Plötzlich hören wir ein Autohupen. Zwei junge Männer durchfahren in ihrem klapprigen Seat das Camp. Der Beifahrer hält drei Handys in der Hand und telefoniert. Der Fahrer kurbelt das Fenster herunter und fragt, wer am nächsten Tag arbeiten kann. „Ihr müsst um 7 Uhr oben an der Straße sein, dann holt euch ein Transporter ab“, sagt er. „Das sind die Vermittler für die Großkonzerne und Großgrundbesitzer“, erklärt Bouna. „Die fahren durch die Camps und werben die Leute. Dann werden wir morgens früh abgeholt. Meistens wissen wir nicht, wohin es geht. Es gibt ja schließlich unzählige Plantagen. Oft müssen wir um die zwei Euro für die Fahrt bezahlen.“

Diese Menschen werden nicht nur unterbezahlt, sondern zahlen sogar noch dafür, dass sie zu ihren unterbezahlten Jobs fahren können. Mir fällt Asmae ein, wie sie mir erzählte, dass sie keine Wohnung findet und die einzige Möglichkeit darin besteht, die heruntergekommenen Wohnungen der Großgrundbesitzer zu mieten. Einige wenige scheinen an der ausweglosen Lage der afrikanischen Migranten doppelt und dreifach zu verdienen.

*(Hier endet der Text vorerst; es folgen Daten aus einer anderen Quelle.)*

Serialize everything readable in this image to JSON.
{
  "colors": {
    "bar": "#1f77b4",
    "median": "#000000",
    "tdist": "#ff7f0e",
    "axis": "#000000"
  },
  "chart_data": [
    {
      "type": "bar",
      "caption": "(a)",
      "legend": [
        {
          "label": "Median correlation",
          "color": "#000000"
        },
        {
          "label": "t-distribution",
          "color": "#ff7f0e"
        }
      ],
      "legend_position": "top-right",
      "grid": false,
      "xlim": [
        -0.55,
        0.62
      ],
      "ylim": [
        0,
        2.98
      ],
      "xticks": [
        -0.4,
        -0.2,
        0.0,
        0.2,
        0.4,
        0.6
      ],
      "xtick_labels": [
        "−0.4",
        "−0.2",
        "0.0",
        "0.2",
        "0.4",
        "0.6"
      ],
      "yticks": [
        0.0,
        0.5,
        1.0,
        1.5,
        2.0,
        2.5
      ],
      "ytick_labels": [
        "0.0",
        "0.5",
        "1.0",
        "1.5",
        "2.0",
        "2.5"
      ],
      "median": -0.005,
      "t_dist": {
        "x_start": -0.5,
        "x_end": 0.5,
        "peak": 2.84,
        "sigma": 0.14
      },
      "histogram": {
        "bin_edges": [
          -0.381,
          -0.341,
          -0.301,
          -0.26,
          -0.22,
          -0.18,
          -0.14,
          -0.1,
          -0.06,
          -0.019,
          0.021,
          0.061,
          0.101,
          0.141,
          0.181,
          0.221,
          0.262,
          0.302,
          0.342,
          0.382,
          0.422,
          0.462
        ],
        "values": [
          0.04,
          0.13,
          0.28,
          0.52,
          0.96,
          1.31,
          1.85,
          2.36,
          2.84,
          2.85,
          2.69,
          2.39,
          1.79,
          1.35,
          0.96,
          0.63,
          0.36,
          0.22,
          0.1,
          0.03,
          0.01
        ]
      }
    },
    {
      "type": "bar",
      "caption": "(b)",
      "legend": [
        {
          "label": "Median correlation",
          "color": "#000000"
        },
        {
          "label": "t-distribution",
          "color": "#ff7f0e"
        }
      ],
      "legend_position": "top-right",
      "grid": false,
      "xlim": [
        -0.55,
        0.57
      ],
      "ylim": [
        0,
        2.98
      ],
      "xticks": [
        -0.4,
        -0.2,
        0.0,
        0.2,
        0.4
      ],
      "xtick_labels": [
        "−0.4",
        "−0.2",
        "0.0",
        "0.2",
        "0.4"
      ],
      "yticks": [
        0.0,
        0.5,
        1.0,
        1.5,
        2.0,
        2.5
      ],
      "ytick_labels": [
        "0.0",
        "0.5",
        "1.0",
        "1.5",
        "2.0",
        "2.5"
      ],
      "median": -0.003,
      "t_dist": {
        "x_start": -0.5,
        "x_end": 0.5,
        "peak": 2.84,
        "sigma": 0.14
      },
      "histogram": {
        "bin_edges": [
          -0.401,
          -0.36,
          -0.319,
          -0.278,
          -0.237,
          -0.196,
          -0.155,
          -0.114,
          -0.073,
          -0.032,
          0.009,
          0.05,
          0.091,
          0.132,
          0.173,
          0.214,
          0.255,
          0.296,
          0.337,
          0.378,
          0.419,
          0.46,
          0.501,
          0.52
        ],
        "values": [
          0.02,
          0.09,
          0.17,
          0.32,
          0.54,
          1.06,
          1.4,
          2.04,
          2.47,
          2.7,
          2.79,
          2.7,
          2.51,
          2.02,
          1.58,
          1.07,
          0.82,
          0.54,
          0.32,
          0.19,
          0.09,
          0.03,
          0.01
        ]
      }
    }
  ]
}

Als ich abends in einem Dorf­restaurant sitze, kommen mir meine Erlebnisse unwirklich vor. Wer trägt die Schuld? Sind es die Konsumenten, die das Gemüse kaufen? Sind es die großen Unternehmen, die es anbauen? Ist es unsere Asylpolitik? Wenn wir das Gemüse nicht mehr konsumieren, haben die Menschen dort dann keine Arbeit mehr? Man könnte womöglich alle Fragen mit „Ja, aber . . .“ beantworten. Je weiter Ursache und Folge auseinanderliegen und je undurchsichtiger Zusammenhänge sind, desto weniger entwickelt sich ein Gefühl der Verantwortung, gar der Schuld.